I'm very excited to learn about Vegan Soul Kitchen (VSK): Fresh, Healthy, and Creative African-American Cuisine, the forthcoming book by Oakland-based eco chef, food justice activist, and author Bryant Terry.

Terry's previous book, Grub: Ideas for an Urban Organic Kitchen, co-authored with Anna Lappé, has been on my to-read list since I first learned about it through an interview with Satya magazine a couple years back. I've put off reading Grub for way to long now and the announcement of VSK is as good a reminder as any that I need to move it to the top of my list. [ETA: I've since read Grub, and was disappointed by it.]

I just learned about Terry's new book project thanks to Breeze Harper and her post on the Sister Vegan Project blog about a recent brainstorming session to promote and support Terry's new book. In her post, Breeze writes the importance of books like VSK, noting that:

To support Terry's project is to support a part of the the food movement in the USA that is generally ignored by the status quo. Basically, within the mainstream, it is assumed that everyone is white middle class and has the transportation, financial, and educational means to access healthier and tastier foods. The mainstream food movement generally doesn't have to think about environmental racism, 'food deserts,' legacies of colonialism on brown, black and red bodies, etc.
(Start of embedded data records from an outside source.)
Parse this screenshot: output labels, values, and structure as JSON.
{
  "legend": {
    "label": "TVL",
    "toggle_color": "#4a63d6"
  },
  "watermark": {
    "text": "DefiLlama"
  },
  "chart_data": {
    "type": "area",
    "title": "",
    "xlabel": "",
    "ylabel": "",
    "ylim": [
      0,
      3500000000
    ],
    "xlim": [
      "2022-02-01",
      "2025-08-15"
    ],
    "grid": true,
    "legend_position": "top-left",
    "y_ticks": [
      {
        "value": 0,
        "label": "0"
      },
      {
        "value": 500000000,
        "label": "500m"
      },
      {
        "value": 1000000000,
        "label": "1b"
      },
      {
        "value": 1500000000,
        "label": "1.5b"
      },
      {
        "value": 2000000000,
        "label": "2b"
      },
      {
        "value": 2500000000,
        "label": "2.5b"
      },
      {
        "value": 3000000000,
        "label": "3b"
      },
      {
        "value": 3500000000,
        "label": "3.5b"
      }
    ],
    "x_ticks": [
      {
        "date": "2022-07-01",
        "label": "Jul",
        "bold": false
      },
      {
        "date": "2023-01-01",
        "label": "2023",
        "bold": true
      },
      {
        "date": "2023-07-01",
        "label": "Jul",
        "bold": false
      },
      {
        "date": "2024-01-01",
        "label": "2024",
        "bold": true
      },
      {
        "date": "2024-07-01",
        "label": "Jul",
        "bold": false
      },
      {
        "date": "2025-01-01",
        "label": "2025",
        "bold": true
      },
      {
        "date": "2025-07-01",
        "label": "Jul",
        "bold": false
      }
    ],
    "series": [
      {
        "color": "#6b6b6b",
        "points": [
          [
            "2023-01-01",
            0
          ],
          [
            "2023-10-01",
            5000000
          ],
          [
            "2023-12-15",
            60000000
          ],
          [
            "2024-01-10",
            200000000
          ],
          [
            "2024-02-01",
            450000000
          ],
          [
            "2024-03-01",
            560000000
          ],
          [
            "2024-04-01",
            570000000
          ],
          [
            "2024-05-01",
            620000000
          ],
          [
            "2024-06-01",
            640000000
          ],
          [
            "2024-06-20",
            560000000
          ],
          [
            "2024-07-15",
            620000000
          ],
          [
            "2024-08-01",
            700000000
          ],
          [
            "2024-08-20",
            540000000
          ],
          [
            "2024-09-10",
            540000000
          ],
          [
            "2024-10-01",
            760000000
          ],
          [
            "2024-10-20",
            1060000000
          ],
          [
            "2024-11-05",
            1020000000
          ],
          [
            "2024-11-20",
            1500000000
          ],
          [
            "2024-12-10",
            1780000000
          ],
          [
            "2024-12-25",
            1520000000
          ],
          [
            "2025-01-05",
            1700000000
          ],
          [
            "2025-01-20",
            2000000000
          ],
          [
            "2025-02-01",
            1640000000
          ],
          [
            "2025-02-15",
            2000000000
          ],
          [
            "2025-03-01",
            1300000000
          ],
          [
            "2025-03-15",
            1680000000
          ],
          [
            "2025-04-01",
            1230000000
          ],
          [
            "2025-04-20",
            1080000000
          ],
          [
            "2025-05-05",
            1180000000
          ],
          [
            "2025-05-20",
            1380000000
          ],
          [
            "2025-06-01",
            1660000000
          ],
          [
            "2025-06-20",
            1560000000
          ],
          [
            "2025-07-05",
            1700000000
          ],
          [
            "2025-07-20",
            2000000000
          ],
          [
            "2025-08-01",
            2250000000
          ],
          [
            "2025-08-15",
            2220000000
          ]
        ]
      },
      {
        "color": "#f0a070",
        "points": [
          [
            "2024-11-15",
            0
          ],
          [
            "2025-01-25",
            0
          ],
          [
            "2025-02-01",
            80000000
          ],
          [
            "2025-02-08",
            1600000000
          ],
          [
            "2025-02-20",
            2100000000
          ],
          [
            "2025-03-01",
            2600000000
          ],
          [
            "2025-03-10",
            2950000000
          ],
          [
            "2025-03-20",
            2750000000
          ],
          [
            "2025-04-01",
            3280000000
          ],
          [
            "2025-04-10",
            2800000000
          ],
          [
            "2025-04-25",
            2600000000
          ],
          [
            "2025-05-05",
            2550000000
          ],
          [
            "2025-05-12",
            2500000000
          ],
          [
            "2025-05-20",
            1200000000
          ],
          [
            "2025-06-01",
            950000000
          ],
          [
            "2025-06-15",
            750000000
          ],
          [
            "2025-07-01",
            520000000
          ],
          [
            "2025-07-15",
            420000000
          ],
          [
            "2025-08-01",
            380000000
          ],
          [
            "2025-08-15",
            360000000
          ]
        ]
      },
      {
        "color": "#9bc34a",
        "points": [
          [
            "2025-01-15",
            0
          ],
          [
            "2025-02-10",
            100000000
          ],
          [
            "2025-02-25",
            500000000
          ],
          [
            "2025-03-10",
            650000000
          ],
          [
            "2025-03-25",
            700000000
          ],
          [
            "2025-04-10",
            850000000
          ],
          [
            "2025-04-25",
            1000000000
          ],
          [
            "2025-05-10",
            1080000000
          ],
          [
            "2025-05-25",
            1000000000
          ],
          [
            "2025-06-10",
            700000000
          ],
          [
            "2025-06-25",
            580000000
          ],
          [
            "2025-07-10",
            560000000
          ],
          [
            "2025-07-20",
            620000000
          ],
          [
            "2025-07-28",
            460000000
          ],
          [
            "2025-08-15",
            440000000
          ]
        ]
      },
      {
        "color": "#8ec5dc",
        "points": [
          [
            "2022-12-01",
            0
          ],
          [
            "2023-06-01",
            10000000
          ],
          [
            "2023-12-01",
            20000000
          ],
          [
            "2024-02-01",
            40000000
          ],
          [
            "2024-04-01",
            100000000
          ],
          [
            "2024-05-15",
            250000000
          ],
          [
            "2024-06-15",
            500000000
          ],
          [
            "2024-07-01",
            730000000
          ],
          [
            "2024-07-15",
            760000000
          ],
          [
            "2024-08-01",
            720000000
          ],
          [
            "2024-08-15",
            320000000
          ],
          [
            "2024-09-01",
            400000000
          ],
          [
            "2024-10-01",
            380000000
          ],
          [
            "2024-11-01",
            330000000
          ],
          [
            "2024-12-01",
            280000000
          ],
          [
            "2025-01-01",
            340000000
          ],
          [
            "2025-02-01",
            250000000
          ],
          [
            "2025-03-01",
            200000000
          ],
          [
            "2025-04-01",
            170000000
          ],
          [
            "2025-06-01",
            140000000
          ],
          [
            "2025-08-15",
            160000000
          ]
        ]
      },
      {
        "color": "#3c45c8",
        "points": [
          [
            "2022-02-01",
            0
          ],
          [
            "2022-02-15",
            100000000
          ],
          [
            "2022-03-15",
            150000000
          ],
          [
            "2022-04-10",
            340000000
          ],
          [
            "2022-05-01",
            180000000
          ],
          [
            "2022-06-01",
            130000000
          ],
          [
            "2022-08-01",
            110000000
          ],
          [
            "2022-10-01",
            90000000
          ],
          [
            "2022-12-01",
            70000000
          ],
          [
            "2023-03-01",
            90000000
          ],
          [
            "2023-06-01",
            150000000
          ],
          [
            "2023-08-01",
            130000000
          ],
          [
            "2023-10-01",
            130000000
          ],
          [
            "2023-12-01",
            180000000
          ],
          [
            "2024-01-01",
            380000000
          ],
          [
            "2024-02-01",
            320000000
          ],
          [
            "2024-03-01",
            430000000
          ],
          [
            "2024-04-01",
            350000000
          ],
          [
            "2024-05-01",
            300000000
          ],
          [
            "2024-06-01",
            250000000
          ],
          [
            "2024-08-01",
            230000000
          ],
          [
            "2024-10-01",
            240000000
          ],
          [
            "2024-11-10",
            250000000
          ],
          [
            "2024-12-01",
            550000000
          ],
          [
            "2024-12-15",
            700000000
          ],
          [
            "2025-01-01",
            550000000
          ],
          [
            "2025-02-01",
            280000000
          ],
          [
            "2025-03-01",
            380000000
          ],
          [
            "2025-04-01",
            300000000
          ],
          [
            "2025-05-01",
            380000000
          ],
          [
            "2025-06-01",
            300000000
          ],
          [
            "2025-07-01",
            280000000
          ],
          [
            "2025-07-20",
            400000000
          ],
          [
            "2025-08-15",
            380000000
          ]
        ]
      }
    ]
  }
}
I think Breeze is absolutely right on this. I just recently read Michael Pollan's Omnivore's Dilemma and what Breeze points out was exactly what I observed with that book. For a book of some 450 pages, Omnivore's Dilemma could have been much, much shorter and gone a whole lot deeper into the justice issues of the U.S. food system if it wasn't written as a "personal journey" about a White middle-class author who can afford to ignore all those deeper issues that Breeze mentions.

This is exactly why there is a such a pressing need for books like Terry's Grub and VSK. Terry's work moves the intersections between poverty, structural racism, and food insecurity from the margins to the center of food justice activism to build a more just and sustainable food system.